Sprache ist Macht. Wie wir welche Worte nutzen, ist Zeichen dafür, wie wir denken. Und welche Worte wir jeden Tagen lesen und hören, beeinflusst wiederum, wie wir selbst denken. Werbung versucht jeden Tag, das zu beeinflussen. In der Politik ist das nicht anders. Der Linguist Martin Haase und der Journalist Kai Biermann beschäftigen sich auf ihrem Blog neusprech.org mit genau diesem Prinzip:

„George Orwell propagierte in seinem Buch 1984 gar die Möglichkeit, durch „Neusprech“, durch gezielte Wortschöpfungen, das Denken selbst zu beeinflussen.“ (Quelle: „Über das Blog“ auf neusprech.org)

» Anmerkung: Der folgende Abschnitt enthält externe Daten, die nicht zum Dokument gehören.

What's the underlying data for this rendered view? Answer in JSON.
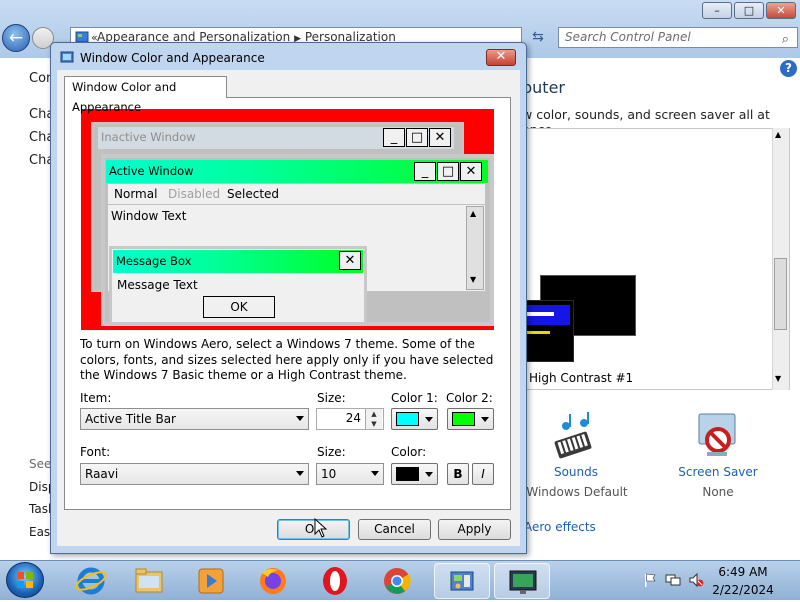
{
  "window": {
    "breadcrumb_1": "Appearance and Personalization",
    "breadcrumb_2": "Personalization",
    "search_placeholder": "Search Control Panel",
    "minimize_glyph": "–",
    "maximize_glyph": "□",
    "close_glyph": "✕"
  },
  "control_panel": {
    "left_links": [
      "Con",
      "Cha",
      "Cha",
      "Cha"
    ],
    "see_also": "See",
    "see_also_links": [
      "Disp",
      "Task",
      "Ease"
    ],
    "heading": "puter",
    "subtitle": "w color, sounds, and screen saver all at once.",
    "selected_theme_label": "High Contrast #1",
    "sounds_link": "Sounds",
    "sounds_value": "Windows Default",
    "screen_saver_link": "Screen Saver",
    "screen_saver_value": "None",
    "aero_link": "Aero effects"
  },
  "dialog": {
    "title": "Window Color and Appearance",
    "tab_label": "Window Color and Appearance",
    "preview": {
      "inactive_title": "Inactive Window",
      "active_title": "Active Window",
      "menu_normal": "Normal",
      "menu_disabled": "Disabled",
      "menu_selected": "Selected",
      "window_text": "Window Text",
      "message_box_title": "Message Box",
      "message_text": "Message Text",
      "ok_label": "OK"
    },
    "description": "To turn on Windows Aero, select a Windows 7 theme.  Some of the colors, fonts, and sizes selected here apply only if you have selected the Windows 7 Basic theme or a High Contrast theme.",
    "item_label": "Item:",
    "item_value": "Active Title Bar",
    "size_label": "Size:",
    "size_value": "24",
    "color1_label": "Color 1:",
    "color1_value": "#00ffff",
    "color2_label": "Color 2:",
    "color2_value": "#00ff00",
    "font_label": "Font:",
    "font_value": "Raavi",
    "font_size_label": "Size:",
    "font_size_value": "10",
    "font_color_label": "Color:",
    "font_color_value": "#000000",
    "bold_label": "B",
    "italic_label": "I",
    "ok_button": "OK",
    "cancel_button": "Cancel",
    "apply_button": "Apply"
  },
  "taskbar": {
    "time": "6:49 AM",
    "date": "2/22/2024",
    "apps": [
      "internet-explorer",
      "file-explorer",
      "media-player",
      "firefox",
      "opera",
      "chrome",
      "control-panel",
      "display-settings"
    ]
  }
}
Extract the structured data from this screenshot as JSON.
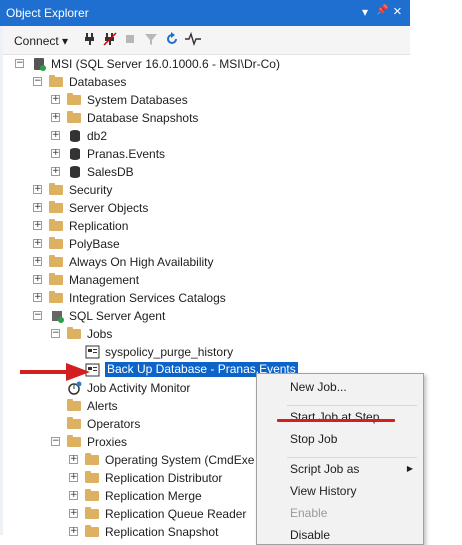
{
  "panel": {
    "title": "Object Explorer",
    "buttons": {
      "dropdown": "▾",
      "pin": "📌",
      "close": "×"
    }
  },
  "toolbar": {
    "connect_label": "Connect ▾"
  },
  "tree": [
    {
      "label": "MSI (SQL Server 16.0.1000.6 - MSI\\Dr-Co)",
      "depth": 0,
      "expander": "−",
      "icon": "server-icon"
    },
    {
      "label": "Databases",
      "depth": 1,
      "expander": "−",
      "icon": "folder-icon"
    },
    {
      "label": "System Databases",
      "depth": 2,
      "expander": "+",
      "icon": "folder-icon"
    },
    {
      "label": "Database Snapshots",
      "depth": 2,
      "expander": "+",
      "icon": "folder-icon"
    },
    {
      "label": "db2",
      "depth": 2,
      "expander": "+",
      "icon": "database-icon"
    },
    {
      "label": "Pranas.Events",
      "depth": 2,
      "expander": "+",
      "icon": "database-icon"
    },
    {
      "label": "SalesDB",
      "depth": 2,
      "expander": "+",
      "icon": "database-icon"
    },
    {
      "label": "Security",
      "depth": 1,
      "expander": "+",
      "icon": "folder-icon"
    },
    {
      "label": "Server Objects",
      "depth": 1,
      "expander": "+",
      "icon": "folder-icon"
    },
    {
      "label": "Replication",
      "depth": 1,
      "expander": "+",
      "icon": "folder-icon"
    },
    {
      "label": "PolyBase",
      "depth": 1,
      "expander": "+",
      "icon": "folder-icon"
    },
    {
      "label": "Always On High Availability",
      "depth": 1,
      "expander": "+",
      "icon": "folder-icon"
    },
    {
      "label": "Management",
      "depth": 1,
      "expander": "+",
      "icon": "folder-icon"
    },
    {
      "label": "Integration Services Catalogs",
      "depth": 1,
      "expander": "+",
      "icon": "folder-icon"
    },
    {
      "label": "SQL Server Agent",
      "depth": 1,
      "expander": "−",
      "icon": "agent-icon"
    },
    {
      "label": "Jobs",
      "depth": 2,
      "expander": "−",
      "icon": "folder-icon"
    },
    {
      "label": "syspolicy_purge_history",
      "depth": 3,
      "expander": "",
      "icon": "job-icon"
    },
    {
      "label": "Back Up Database - Pranas.Events",
      "depth": 3,
      "expander": "",
      "icon": "job-icon",
      "selected": true
    },
    {
      "label": "Job Activity Monitor",
      "depth": 2,
      "expander": "",
      "icon": "monitor-icon"
    },
    {
      "label": "Alerts",
      "depth": 2,
      "expander": "",
      "icon": "folder-icon"
    },
    {
      "label": "Operators",
      "depth": 2,
      "expander": "",
      "icon": "folder-icon"
    },
    {
      "label": "Proxies",
      "depth": 2,
      "expander": "−",
      "icon": "folder-icon"
    },
    {
      "label": "Operating System (CmdExe",
      "depth": 3,
      "expander": "+",
      "icon": "folder-icon"
    },
    {
      "label": "Replication Distributor",
      "depth": 3,
      "expander": "+",
      "icon": "folder-icon"
    },
    {
      "label": "Replication Merge",
      "depth": 3,
      "expander": "+",
      "icon": "folder-icon"
    },
    {
      "label": "Replication Queue Reader",
      "depth": 3,
      "expander": "+",
      "icon": "folder-icon"
    },
    {
      "label": "Replication Snapshot",
      "depth": 3,
      "expander": "+",
      "icon": "folder-icon"
    }
  ],
  "context_menu": [
    {
      "label": "New Job...",
      "enabled": true
    },
    {
      "separator": true
    },
    {
      "label": "Start Job at Step...",
      "enabled": true
    },
    {
      "label": "Stop Job",
      "enabled": true
    },
    {
      "separator": true
    },
    {
      "label": "Script Job as",
      "enabled": true,
      "submenu": true
    },
    {
      "label": "View History",
      "enabled": true
    },
    {
      "label": "Enable",
      "enabled": false
    },
    {
      "label": "Disable",
      "enabled": true
    }
  ],
  "colors": {
    "titlebar": "#1e6fd0",
    "selection": "#0c64c8",
    "folder": "#dcb162",
    "annotation": "#d21f1f"
  }
}
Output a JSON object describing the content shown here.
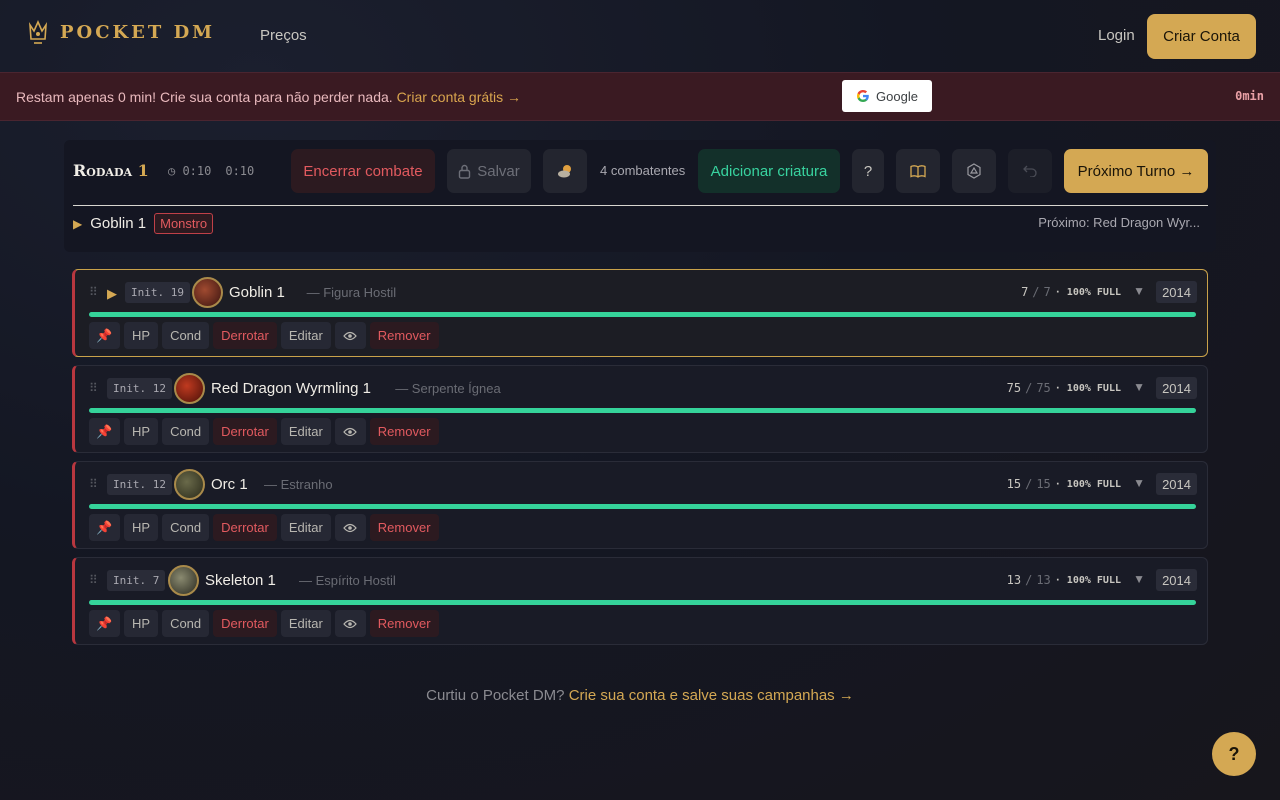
{
  "header": {
    "logo_text": "POCKET DM",
    "nav_precos": "Preços",
    "login": "Login",
    "criar_conta": "Criar Conta"
  },
  "banner": {
    "message": "Restam apenas 0 min! Crie sua conta para não perder nada.",
    "link": "Criar conta grátis →",
    "google_label": "Google",
    "timer": "0min"
  },
  "combat": {
    "rodada_label": "Rodada",
    "rodada_num": "1",
    "time1": "0:10",
    "time2": "0:10",
    "encerrar": "Encerrar combate",
    "salvar": "Salvar",
    "combatentes": "4 combatentes",
    "adicionar": "Adicionar criatura",
    "help": "?",
    "proximo": "Próximo Turno →",
    "current_name": "Goblin 1",
    "current_badge": "Monstro",
    "next_label": "Próximo: Red Dragon Wyr..."
  },
  "actions": {
    "hp": "HP",
    "cond": "Cond",
    "derrotar": "Derrotar",
    "editar": "Editar",
    "remover": "Remover"
  },
  "combatants": [
    {
      "init": "Init. 19",
      "name": "Goblin 1",
      "sub": "— Figura Hostil",
      "hp": "7",
      "max": "7",
      "full": "· 100% FULL",
      "edition": "2014"
    },
    {
      "init": "Init. 12",
      "name": "Red Dragon Wyrmling 1",
      "sub": "— Serpente Ígnea",
      "hp": "75",
      "max": "75",
      "full": "· 100% FULL",
      "edition": "2014"
    },
    {
      "init": "Init. 12",
      "name": "Orc 1",
      "sub": "— Estranho",
      "hp": "15",
      "max": "15",
      "full": "· 100% FULL",
      "edition": "2014"
    },
    {
      "init": "Init. 7",
      "name": "Skeleton 1",
      "sub": "— Espírito Hostil",
      "hp": "13",
      "max": "13",
      "full": "· 100% FULL",
      "edition": "2014"
    }
  ],
  "footer": {
    "text": "Curtiu o Pocket DM?",
    "link": "Crie sua conta e salve suas campanhas →"
  },
  "fab": "?"
}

„Widerrufliche Gratiseinwilligung“, „Extralegalität“ oder „geringfügige Beschäftigung“ – Die beiden Autoren analysieren, wie Politik Sprache benutzt um Wahrheiten zu verstecken, Dinge zu beschönigen oder Botschaften zu platzieren. In den vergangenen Tagen ist solch eine neue Kreation in der politischen Kommunikation aufgetaucht, die

„letzte Chance“

Schon am vergangenen Freitag sagte der Leiter der Münchner Sicherheitskonferenz, Wolfgang Ischinger, im Interview mit dem Deutschlandfunk:

„Ich denke, dies ist ein enorm wichtiger, aber vielleicht auch ganz entscheidender, vielleicht letzter Versuch, doch noch Minsk, also die diplomatische Lösung auf den Weg zu bringen […].“

Am Samstag sprach der französische Präsident François Hollande davon, die geplanten Gespräche in Minsk seien der „letzte Weg“, um einen Krieg zu verhindern.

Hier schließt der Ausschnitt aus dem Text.